# Kinder Goats



## moms_pantry (Jan 8, 2009)

I have been reading a little about Kinder goats. Does anyone on here raise them? I have not found any breeders in Louisiana that I could go talk to about this breed. Thanks for any information you can give me.


----------



## Cedar Point Kikos (Oct 16, 2013)

No, I don't have Kinders, but I have researched the breed and I think Kinders are a neat little goat  Hopefully someone here does have them, and posts pictures of them!


----------



## ksalvagno (Oct 6, 2009)

Janeen128 has them. Hopefully she will see this thread.


----------



## MHRFarmstead (Mar 21, 2015)

moms_pantry said:


> I have been reading a little about Kinder goats. Does anyone on here raise them? I have not found any breeders in Louisiana that I could go talk to about this breed. Thanks for any information you can give me.


We are a bit aways from Louisiana, but we have Kinders! What info are you looking for? If we don't know the answer, we can definitely find out or point you in the right direction!
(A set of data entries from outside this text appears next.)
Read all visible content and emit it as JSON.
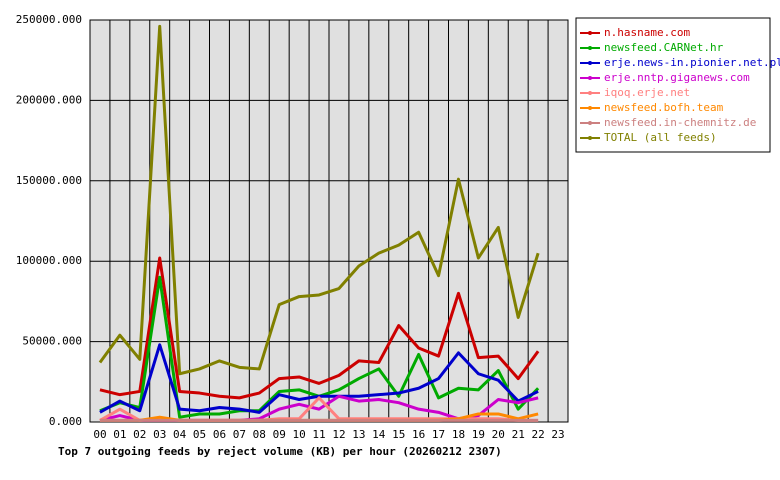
{
  "chart_data": {
    "type": "line",
    "title": "Top 7 outgoing feeds by reject volume (KB) per hour (20260212 2307)",
    "categories": [
      "00",
      "01",
      "02",
      "03",
      "04",
      "05",
      "06",
      "07",
      "08",
      "09",
      "10",
      "11",
      "12",
      "13",
      "14",
      "15",
      "16",
      "17",
      "18",
      "19",
      "20",
      "21",
      "22",
      "23"
    ],
    "ylim": [
      0,
      250000
    ],
    "yticks": [
      {
        "value": 0,
        "label": "0.000"
      },
      {
        "value": 50000,
        "label": "50000.000"
      },
      {
        "value": 100000,
        "label": "100000.000"
      },
      {
        "value": 150000,
        "label": "150000.000"
      },
      {
        "value": 200000,
        "label": "200000.000"
      },
      {
        "value": 250000,
        "label": "250000.000"
      }
    ],
    "grid": true,
    "legend": "outside-top-right",
    "series": [
      {
        "name": "n.hasname.com",
        "color": "#cc0000",
        "values": [
          20000,
          17000,
          19000,
          102000,
          19000,
          18000,
          16000,
          15000,
          18000,
          27000,
          28000,
          24000,
          29000,
          38000,
          37000,
          60000,
          46000,
          41000,
          80000,
          40000,
          41000,
          27000,
          44000,
          null
        ]
      },
      {
        "name": "newsfeed.CARNet.hr",
        "color": "#00aa00",
        "values": [
          7000,
          12000,
          9000,
          90000,
          3000,
          5000,
          5000,
          7000,
          7000,
          19000,
          20000,
          16000,
          20000,
          27000,
          33000,
          16000,
          42000,
          15000,
          21000,
          20000,
          32000,
          8000,
          21000,
          null
        ]
      },
      {
        "name": "erje.news-in.pionier.net.pl",
        "color": "#0000cc",
        "values": [
          6000,
          13000,
          7000,
          48000,
          8000,
          7000,
          9000,
          8000,
          6000,
          17000,
          14000,
          16000,
          16000,
          16000,
          17000,
          18000,
          21000,
          27000,
          43000,
          30000,
          26000,
          13000,
          19000,
          null
        ]
      },
      {
        "name": "erje.nntp.giganews.com",
        "color": "#cc00cc",
        "values": [
          1000,
          4000,
          1000,
          1000,
          1000,
          1000,
          1000,
          1000,
          2000,
          8000,
          11000,
          8000,
          16000,
          13000,
          14000,
          12000,
          8000,
          6000,
          2000,
          4000,
          14000,
          12000,
          15000,
          null
        ]
      },
      {
        "name": "iqoq.erje.net",
        "color": "#ff8080",
        "values": [
          1000,
          8000,
          1000,
          2000,
          1000,
          1000,
          1000,
          1000,
          1000,
          2000,
          2000,
          15000,
          2000,
          2000,
          2000,
          2000,
          2000,
          2000,
          2000,
          2000,
          2000,
          1000,
          1000,
          null
        ]
      },
      {
        "name": "newsfeed.bofh.team",
        "color": "#ff8800",
        "values": [
          1000,
          1000,
          1000,
          3000,
          1000,
          1000,
          1000,
          1000,
          1000,
          1000,
          1000,
          1000,
          1000,
          1000,
          1000,
          1000,
          1000,
          1000,
          2000,
          5000,
          5000,
          2000,
          5000,
          null
        ]
      },
      {
        "name": "newsfeed.in-chemnitz.de",
        "color": "#cc8080",
        "values": [
          1000,
          1000,
          1000,
          1000,
          1000,
          1000,
          1000,
          1000,
          1000,
          1000,
          1000,
          1000,
          1000,
          1000,
          1000,
          1000,
          1000,
          1000,
          1000,
          1000,
          1000,
          1000,
          1000,
          null
        ]
      },
      {
        "name": "TOTAL (all feeds)",
        "color": "#808000",
        "values": [
          37000,
          54000,
          39000,
          246000,
          30000,
          33000,
          38000,
          34000,
          33000,
          73000,
          78000,
          79000,
          83000,
          97000,
          105000,
          110000,
          118000,
          91000,
          151000,
          102000,
          121000,
          65000,
          105000,
          null
        ]
      }
    ]
  }
}
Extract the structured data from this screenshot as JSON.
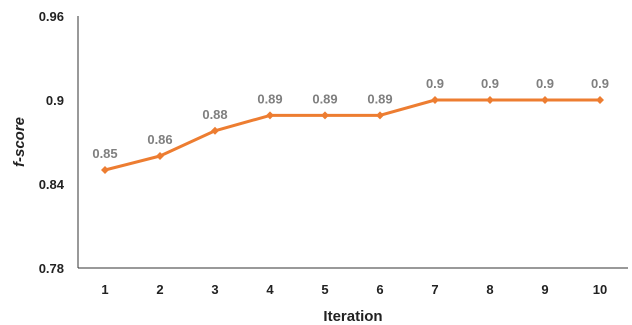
{
  "chart_data": {
    "type": "line",
    "xlabel": "Iteration",
    "ylabel": "f-score",
    "ylim": [
      0.78,
      0.96
    ],
    "yticks": [
      "0.78",
      "0.84",
      "0.9",
      "0.96"
    ],
    "categories": [
      "1",
      "2",
      "3",
      "4",
      "5",
      "6",
      "7",
      "8",
      "9",
      "10"
    ],
    "series": [
      {
        "values": [
          0.85,
          0.86,
          0.878,
          0.889,
          0.889,
          0.889,
          0.9,
          0.9,
          0.9,
          0.9
        ],
        "labels": [
          "0.85",
          "0.86",
          "0.88",
          "0.89",
          "0.89",
          "0.89",
          "0.9",
          "0.9",
          "0.9",
          "0.9"
        ],
        "color": "#ed7d31"
      }
    ],
    "label_color": "#7f7f7f",
    "axis_color": "#222222",
    "grid": false,
    "legend": "none"
  }
}
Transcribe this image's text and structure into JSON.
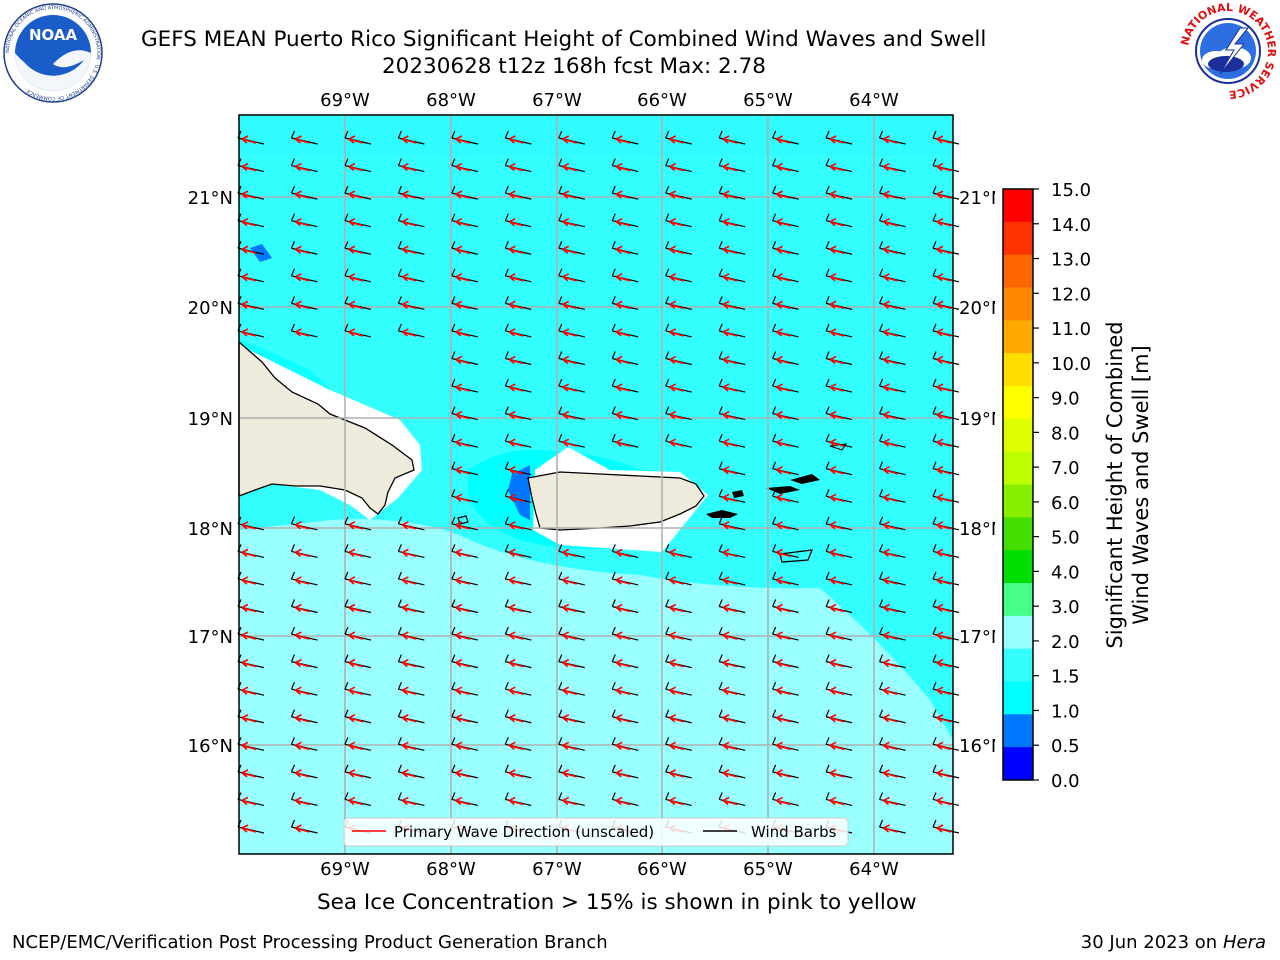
{
  "header": {
    "title_line1": "GEFS MEAN Puerto Rico Significant Height of Combined Wind Waves and Swell",
    "title_line2": "20230628 t12z 168h fcst   Max: 2.78"
  },
  "logos": {
    "noaa_text": "NOAA",
    "noaa_ring_text": "NATIONAL OCEANIC AND ATMOSPHERIC ADMINISTRATION · U.S. DEPARTMENT OF COMMERCE",
    "nws_ring_text": "NATIONAL WEATHER SERVICE"
  },
  "map": {
    "lon_labels": [
      "69°W",
      "68°W",
      "67°W",
      "66°W",
      "65°W",
      "64°W"
    ],
    "lat_labels": [
      "21°N",
      "20°N",
      "19°N",
      "18°N",
      "17°N",
      "16°N"
    ],
    "legend": {
      "wave_label": "Primary Wave Direction (unscaled)",
      "barb_label": "Wind Barbs"
    },
    "colors": {
      "ocean_main": "#33ffff",
      "ocean_light": "#99ffff",
      "ocean_cyan": "#00ffff",
      "ocean_deep": "#0077ff",
      "land": "#efebdc",
      "wave_arrow": "#ff0000",
      "barb": "#000000"
    }
  },
  "colorbar": {
    "label_line1": "Significant Height of Combined",
    "label_line2": "Wind Waves and Swell [m]",
    "ticks": [
      "15.0",
      "14.0",
      "13.0",
      "12.0",
      "11.0",
      "10.0",
      "9.0",
      "8.0",
      "7.0",
      "6.0",
      "5.0",
      "4.0",
      "3.0",
      "2.0",
      "1.5",
      "1.0",
      "0.5",
      "0.0"
    ],
    "colors_top_to_bottom": [
      "#ff0000",
      "#ff3300",
      "#ff6600",
      "#ff8800",
      "#ffaa00",
      "#ffdd00",
      "#ffff00",
      "#ddff00",
      "#bbff00",
      "#88ee00",
      "#44dd00",
      "#00dd00",
      "#44ff88",
      "#99ffff",
      "#33ffff",
      "#00ffff",
      "#0077ff",
      "#0000ff"
    ]
  },
  "notes": {
    "sea_ice": "Sea Ice Concentration > 15% is shown in pink to yellow",
    "footer_left": "NCEP/EMC/Verification Post Processing Product Generation Branch",
    "footer_right_date": "30 Jun 2023 on",
    "footer_right_host": "Hera"
  }
}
Here is a Facebook link that might be of interest for you too!
http://www.facebook.com/groups/kinderclassifieds/


----------



## krystyl_rose (Feb 27, 2016)

I know that this thread is a little old, but if you haven't found a breeder yet you can always look on the KGBA website. http://www.kindergoatbreeders.com/Breeders.html
There aren't any in Louisiana, but there are LOTS in Missouri.


----------